DANIŞTAY TETKİK HÂKİMİ … ‘ÜN DÜŞÜNCESİ : Temyiz isteminin reddi ile usul ve yasaya uygun olan kararın onanması gerektiği düşünülmektedir.

TÜRK MİLLETİ ADINA
Karar veren Danıştay Üçüncü Dairesince, Tetkik Hâkiminin açıklamaları dinlendikten ve dosyadaki belgeler incelendikten sonra gereği görüşüldü:
İNCELEME VE GEREKÇE:
MADDİ OLAY :
Davacı adına, … Denizcilik Sanayi Ticaret Limited Şirketinden alınamayan 2008 ila 2012 ve 2014 yıllarına ait kamu alacağının tahsili için kanuni temsilci sıfatıyla ödeme emirleri düzenlendiği, asıl borçlu şirketin dava konusu ödeme emri içeriği borçlarını 2011 yılında 6111 sayılı Kanun, 2014 yılında 6552 sayılı Kanun ve 2016 yılında 6736 sayılı Kanun kapsamında yapılandırdığı ve borçlarını vadesinde ödemediği, davacının kanuni temsilcilik görevinin şirketteki hisselerini devretmek ve bu hususun Türkiye Ticaret Sicili Gazetesinde ilan edilmek suretiyle 03/04/2014 tarihinde sona erdiği anlaşılmaktadır.
İLGİLİ MEVZUAT:
213 sayılı Vergi Usul Kanunu’nun 10. maddesinde, tüzel kişilerin mükellef veya vergi sorumlusu olmaları halinde bunlara düşen ödevlerin kanuni temsilcileri tarafından yerine getirileceği, temsilcilerin bu ödevleri yerine getirmemeleri yüzünden mükelleflerin veya vergi sorumlularının varlığından tamamen veya kısmen alınamayan vergi veya buna bağlı alacakların, kanuni ödevlerini yerine getirmeyenlerin varlıklarından alınacağı kurala bağlanmıştır.
HUKUKİ DEĞERLENDİRME:
Af kanunları kapsamındaki yapılandırma sonucunda vergi borçlarıyla ilgili olarak ortaya yeni bir hukuki durum çıkmasına karşın, bu durumun; şirket tüzel kişiliği nezdinde yapılandırma öncesinde usulüne uygun biçimde tamamlanmış olan takibin yeniden başlatılmasını başka bir ifadeyle yapılandırmanın ihlalinden sonra asıl borçlu adına yeniden ödeme emri düzenlenerek mal varlığı araştırması yapılmasını gerektirdiğinden söz edilemez. Ayrıca kamu alacağının ilgili olduğu dönemde kanuni temsilci olmakla birlikte bu sıfatı yapılandırma öncesi sona eren davacının bu durumu söz konusu borçtan sorumluluğunu ortadan kaldıracağından ihlal edilen yapılandırmanın konusunu oluşturan kamu alacağıyla ilgili olarak bu aşamada davacının sorumluluğundan bahisle adına ödeme emri düzenlenmesinde hukuka uygunluk bulunmamaktadır.
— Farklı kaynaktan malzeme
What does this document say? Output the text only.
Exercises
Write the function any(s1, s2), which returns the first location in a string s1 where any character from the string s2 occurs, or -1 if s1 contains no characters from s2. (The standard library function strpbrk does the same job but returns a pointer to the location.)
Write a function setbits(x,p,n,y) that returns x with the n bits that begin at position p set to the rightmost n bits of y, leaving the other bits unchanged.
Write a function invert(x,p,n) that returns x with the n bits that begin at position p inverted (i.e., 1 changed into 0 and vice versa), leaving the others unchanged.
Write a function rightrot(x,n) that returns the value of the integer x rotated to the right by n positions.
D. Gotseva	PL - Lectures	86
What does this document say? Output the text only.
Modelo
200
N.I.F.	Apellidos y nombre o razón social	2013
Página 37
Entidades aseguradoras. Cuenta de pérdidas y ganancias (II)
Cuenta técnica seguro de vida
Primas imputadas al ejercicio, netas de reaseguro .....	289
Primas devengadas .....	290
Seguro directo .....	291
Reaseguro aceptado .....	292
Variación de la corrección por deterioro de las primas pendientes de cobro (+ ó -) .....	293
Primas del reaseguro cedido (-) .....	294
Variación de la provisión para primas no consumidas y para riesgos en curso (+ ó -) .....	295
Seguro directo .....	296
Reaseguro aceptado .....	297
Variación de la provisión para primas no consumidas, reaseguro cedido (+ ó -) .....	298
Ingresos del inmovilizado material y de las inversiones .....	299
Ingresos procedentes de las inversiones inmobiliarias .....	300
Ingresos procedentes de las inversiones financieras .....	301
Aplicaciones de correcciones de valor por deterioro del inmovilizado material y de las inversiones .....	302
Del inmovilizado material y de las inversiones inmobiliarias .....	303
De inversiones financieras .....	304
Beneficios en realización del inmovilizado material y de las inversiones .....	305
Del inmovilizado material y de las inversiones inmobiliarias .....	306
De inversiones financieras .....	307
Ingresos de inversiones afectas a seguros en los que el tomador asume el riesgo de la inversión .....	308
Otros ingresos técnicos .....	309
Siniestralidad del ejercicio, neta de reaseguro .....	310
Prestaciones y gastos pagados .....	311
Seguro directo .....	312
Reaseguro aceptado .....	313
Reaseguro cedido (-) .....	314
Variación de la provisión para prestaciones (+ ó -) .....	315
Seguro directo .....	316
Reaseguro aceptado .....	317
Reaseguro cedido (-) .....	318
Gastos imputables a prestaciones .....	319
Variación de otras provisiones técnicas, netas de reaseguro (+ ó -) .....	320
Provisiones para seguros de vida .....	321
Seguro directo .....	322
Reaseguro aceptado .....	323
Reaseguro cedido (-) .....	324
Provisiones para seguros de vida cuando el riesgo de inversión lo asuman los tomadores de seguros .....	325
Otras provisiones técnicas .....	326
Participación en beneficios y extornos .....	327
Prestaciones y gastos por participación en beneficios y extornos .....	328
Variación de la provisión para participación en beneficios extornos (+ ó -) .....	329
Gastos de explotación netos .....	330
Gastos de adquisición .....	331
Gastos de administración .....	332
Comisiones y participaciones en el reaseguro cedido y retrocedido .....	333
Bu nedenle, yapılandırmanın ihlaliyle şirket tüzel kişiliği nezdinde yeniden bir takip başlatılması gerektiği yolunda ulaştığı aksi yöndeki yargıyı hükme esas alan Vergi Mahkemesi kararına yöneltilen istinaf başvurusunun reddine dair Vergi Dava Dairesi kararında sonucu itibarıyla hukuka aykırılık görülmemiştir.

KARAR SONUCU:
Açıklanan nedenlerle;
1. Vergi Dava Dairesi kararına yöneltilen TEMYİZ İSTEMİNİN REDDİNE,
2.2577 sayılı İdari Yargılama Usulü Kanunu’nun 50. maddesi uyarınca, kararın taraflara tebliğini ve bir örneğinin de ilgili Vergi Dava Dairesine gönderilmesini teminen dosyanın kararı veren ilkderece mahkemesine gönderilmesine,10/02/2022 tarihinde oybirliğiyle kesin olarak karar verildi.